We'll find out how much of an impact any of this has on Election Day, but seeing Click battle Diamond shows how the business community is split over the future of Pima County. Besides the support of Diamond, Bronson also has endorsement of the Metro Chamber of Commerce, while the Tucson Association of Realtors and the Southern Arizona Homebuilders Association are backing DeMarco.

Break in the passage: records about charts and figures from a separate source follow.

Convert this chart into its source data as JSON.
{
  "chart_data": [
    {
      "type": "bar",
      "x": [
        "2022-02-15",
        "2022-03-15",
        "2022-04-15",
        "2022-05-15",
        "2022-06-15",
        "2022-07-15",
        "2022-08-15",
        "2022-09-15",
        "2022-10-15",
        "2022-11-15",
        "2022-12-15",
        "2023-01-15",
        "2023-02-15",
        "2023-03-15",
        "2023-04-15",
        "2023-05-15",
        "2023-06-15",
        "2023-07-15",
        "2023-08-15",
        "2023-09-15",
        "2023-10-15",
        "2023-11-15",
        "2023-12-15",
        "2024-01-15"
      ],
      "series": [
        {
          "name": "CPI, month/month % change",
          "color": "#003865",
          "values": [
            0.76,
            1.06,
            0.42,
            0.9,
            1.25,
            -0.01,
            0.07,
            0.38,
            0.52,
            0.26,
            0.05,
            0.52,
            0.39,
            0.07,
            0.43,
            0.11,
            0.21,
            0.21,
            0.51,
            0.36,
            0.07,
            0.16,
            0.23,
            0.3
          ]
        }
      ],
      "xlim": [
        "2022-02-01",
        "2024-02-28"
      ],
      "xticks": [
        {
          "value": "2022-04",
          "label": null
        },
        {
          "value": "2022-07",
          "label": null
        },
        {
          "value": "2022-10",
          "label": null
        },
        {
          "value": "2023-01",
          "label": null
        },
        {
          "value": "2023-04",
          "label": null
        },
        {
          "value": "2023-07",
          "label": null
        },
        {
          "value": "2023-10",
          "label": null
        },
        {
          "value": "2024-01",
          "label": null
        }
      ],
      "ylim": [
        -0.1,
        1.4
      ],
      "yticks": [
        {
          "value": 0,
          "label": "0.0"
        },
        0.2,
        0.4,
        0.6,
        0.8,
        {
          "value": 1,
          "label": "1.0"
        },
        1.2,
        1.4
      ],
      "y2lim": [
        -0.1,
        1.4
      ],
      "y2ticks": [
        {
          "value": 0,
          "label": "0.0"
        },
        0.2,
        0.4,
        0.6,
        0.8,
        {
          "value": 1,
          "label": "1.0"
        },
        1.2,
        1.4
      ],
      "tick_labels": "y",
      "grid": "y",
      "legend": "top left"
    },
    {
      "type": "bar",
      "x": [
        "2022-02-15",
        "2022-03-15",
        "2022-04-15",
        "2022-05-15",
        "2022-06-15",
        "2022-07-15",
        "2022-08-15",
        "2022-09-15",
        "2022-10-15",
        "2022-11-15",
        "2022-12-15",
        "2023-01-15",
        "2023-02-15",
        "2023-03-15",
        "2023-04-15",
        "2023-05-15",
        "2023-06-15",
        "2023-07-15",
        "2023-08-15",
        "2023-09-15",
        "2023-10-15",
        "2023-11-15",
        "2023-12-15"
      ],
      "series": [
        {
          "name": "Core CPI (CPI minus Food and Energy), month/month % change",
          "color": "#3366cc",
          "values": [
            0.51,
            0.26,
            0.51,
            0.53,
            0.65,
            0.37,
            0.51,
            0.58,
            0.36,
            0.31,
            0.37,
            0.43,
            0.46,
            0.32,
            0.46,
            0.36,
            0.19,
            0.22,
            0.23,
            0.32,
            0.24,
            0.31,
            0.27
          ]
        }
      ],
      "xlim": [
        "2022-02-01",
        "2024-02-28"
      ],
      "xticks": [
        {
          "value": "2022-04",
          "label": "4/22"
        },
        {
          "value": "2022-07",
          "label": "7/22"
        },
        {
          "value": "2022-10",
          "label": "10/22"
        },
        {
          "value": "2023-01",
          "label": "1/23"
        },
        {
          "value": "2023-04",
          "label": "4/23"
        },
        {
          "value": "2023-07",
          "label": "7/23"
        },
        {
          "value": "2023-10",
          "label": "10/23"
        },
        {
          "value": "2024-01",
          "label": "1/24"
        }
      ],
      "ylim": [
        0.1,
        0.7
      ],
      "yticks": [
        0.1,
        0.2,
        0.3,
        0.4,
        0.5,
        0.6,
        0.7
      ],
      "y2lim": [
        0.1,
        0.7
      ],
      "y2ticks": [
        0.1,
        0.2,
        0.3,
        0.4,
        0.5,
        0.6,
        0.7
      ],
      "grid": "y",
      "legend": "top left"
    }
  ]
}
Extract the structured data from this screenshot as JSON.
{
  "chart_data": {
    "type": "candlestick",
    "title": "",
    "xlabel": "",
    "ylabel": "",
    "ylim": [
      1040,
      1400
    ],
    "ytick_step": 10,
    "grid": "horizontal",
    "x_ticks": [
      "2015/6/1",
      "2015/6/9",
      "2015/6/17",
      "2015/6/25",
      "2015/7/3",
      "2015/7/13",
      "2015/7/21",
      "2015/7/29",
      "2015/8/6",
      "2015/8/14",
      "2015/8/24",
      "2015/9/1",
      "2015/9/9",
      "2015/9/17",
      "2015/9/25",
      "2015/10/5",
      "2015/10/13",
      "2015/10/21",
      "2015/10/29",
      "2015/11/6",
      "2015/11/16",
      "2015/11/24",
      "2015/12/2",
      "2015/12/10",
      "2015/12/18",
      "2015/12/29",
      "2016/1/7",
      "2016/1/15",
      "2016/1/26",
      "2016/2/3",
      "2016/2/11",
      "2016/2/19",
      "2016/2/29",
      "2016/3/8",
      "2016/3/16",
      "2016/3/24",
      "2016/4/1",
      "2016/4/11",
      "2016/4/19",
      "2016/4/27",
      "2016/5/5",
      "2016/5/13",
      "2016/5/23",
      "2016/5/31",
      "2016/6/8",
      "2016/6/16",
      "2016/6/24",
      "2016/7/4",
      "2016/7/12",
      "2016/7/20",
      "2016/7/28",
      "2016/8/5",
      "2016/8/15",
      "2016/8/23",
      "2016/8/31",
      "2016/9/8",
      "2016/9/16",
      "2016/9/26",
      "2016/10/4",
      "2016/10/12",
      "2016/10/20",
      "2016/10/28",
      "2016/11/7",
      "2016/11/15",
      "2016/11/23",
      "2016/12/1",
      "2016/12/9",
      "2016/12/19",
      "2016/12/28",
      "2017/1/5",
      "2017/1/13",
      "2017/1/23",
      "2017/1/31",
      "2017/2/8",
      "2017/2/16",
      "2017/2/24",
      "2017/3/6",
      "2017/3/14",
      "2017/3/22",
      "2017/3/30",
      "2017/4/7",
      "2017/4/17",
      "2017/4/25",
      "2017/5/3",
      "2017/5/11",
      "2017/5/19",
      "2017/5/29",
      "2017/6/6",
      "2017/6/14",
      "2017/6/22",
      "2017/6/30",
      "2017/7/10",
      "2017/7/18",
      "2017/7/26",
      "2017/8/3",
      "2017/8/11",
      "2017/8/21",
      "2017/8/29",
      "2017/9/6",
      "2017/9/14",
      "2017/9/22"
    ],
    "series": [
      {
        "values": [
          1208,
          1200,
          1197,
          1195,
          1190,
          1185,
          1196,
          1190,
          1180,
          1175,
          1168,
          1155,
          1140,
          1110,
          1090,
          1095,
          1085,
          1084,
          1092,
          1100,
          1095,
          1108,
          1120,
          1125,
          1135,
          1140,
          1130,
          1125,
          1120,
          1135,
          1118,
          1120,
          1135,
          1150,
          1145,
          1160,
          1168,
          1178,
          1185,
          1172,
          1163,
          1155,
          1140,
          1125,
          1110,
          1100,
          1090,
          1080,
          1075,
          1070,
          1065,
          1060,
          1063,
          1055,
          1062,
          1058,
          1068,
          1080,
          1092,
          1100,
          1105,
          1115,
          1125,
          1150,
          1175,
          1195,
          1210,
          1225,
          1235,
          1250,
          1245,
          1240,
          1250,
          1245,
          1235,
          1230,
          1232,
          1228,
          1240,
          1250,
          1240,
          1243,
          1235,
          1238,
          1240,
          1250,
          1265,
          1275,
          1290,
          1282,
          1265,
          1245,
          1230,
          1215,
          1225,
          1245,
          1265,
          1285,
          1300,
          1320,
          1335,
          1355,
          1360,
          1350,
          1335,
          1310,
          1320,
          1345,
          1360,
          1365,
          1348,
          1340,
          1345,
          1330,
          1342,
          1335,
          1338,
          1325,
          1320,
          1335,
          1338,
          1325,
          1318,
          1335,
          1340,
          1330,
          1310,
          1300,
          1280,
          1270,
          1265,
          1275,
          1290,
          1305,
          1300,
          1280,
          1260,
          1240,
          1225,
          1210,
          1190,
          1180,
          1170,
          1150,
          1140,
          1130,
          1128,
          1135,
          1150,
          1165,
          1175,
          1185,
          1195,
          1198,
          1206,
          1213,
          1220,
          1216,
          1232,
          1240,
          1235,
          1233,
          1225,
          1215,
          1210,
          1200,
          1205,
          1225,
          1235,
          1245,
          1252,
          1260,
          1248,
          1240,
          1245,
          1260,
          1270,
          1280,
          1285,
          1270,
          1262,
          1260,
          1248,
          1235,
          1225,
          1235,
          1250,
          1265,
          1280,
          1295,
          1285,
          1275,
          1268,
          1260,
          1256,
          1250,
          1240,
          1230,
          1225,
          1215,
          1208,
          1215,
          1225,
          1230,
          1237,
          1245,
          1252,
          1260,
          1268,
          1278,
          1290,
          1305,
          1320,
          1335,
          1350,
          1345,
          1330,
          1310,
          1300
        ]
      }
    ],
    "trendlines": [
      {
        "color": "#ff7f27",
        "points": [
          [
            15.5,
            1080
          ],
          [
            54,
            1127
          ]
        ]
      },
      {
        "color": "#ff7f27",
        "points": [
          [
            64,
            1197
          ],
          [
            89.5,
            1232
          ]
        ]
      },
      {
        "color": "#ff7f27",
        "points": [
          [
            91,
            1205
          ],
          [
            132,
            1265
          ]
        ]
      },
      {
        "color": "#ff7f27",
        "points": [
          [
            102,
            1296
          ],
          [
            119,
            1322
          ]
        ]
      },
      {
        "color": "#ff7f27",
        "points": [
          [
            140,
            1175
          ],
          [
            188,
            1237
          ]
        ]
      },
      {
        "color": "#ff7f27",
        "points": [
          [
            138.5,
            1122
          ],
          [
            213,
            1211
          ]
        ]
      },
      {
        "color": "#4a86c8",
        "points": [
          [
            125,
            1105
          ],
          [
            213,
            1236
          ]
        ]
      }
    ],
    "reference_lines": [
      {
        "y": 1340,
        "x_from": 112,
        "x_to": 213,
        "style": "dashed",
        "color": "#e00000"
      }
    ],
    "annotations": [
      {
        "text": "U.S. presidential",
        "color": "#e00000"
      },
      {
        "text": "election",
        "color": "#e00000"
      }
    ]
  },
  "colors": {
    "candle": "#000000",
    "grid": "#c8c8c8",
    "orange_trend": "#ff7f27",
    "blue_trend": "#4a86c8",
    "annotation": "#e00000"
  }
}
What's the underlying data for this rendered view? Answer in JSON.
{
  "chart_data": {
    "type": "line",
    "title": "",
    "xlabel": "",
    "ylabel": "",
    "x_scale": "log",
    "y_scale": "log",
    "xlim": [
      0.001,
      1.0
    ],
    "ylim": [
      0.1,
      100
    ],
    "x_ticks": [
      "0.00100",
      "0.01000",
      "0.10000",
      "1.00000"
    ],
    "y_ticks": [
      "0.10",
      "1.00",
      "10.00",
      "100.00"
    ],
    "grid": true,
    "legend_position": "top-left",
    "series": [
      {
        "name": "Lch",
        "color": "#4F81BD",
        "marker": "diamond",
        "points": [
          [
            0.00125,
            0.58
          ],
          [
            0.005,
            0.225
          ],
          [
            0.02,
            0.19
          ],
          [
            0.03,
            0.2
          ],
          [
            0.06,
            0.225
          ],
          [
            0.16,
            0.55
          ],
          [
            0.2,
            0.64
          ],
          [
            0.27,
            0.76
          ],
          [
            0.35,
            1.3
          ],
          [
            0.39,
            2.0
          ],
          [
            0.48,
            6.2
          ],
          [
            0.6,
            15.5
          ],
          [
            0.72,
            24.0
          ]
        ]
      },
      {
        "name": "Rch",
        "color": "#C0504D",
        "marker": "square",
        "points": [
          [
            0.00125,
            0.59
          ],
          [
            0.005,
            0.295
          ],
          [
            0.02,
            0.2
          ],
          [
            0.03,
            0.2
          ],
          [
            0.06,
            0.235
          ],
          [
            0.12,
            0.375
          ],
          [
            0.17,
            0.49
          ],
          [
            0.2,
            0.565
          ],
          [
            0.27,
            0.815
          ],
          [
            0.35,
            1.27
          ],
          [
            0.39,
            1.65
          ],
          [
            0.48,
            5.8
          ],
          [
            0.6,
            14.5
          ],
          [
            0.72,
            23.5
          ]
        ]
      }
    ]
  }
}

Why the split? Well, some members of the business community want a change at Pima County, no matter what. But others recognize that putting the highly unstable Ally Miller in a position of governing would be a disaster for Pima County and the very real momentum that is gathering in areas like the biosciences and high-tech. Those efforts are starting to pay off with announcements about relocations or expansions from companies like Caterpillar, Vector, Comcast and HomeGoods. The Arizona Office of Economic Opportunity recently reported that between July 2015 and July 2016, Pima County had 4.2 percent job growth with the addition of 15,000 new jobs.

Given that Miller has opposed and openly derided most of those efforts (including the effort to retain the county's largest private employer, Raytheon, which Miller has repeatedly voted against), many members of the business community recognize that putting her in charge would throw all of that off track. And some of them, having seen her crackpot behavior over the last four years, also recognize that she'd throw the entire county bureaucracy into chaos.

Election Day is Tuesday, Nov. 8. Polls are open from 6 a.m. to 7 p.m., so get out and vote.

Great Scott!

Guess who's back on the radio?

Veteran local broadcaster John C. Scott is returning the airwaves.

If all goes according to plan—and the last we heard, John C. was trying install some kind of framistat on the roof—the John C. Scott Show will already be airing from 3 to 5 p.m. on KEVT, 1210 AM. Scott is not only doing his own show; he's managing the entire station with a plan to program liberal talk from morning 'til night. We wish him the best of the luck with the station and expect you'll be hearing from us on the show.

We also want to wish a fond farewell to Emil Franzi's long-running Inside Track radio show. Franzi, 78, is giving up his Saturday slot on KVOI, 1030 AM. We will miss tuning into hear what the veteran political fixer and his guests are thinking, but suspect we haven't heard the last from him.

This column has been updated to reflect the correct day of Franzi's radio show.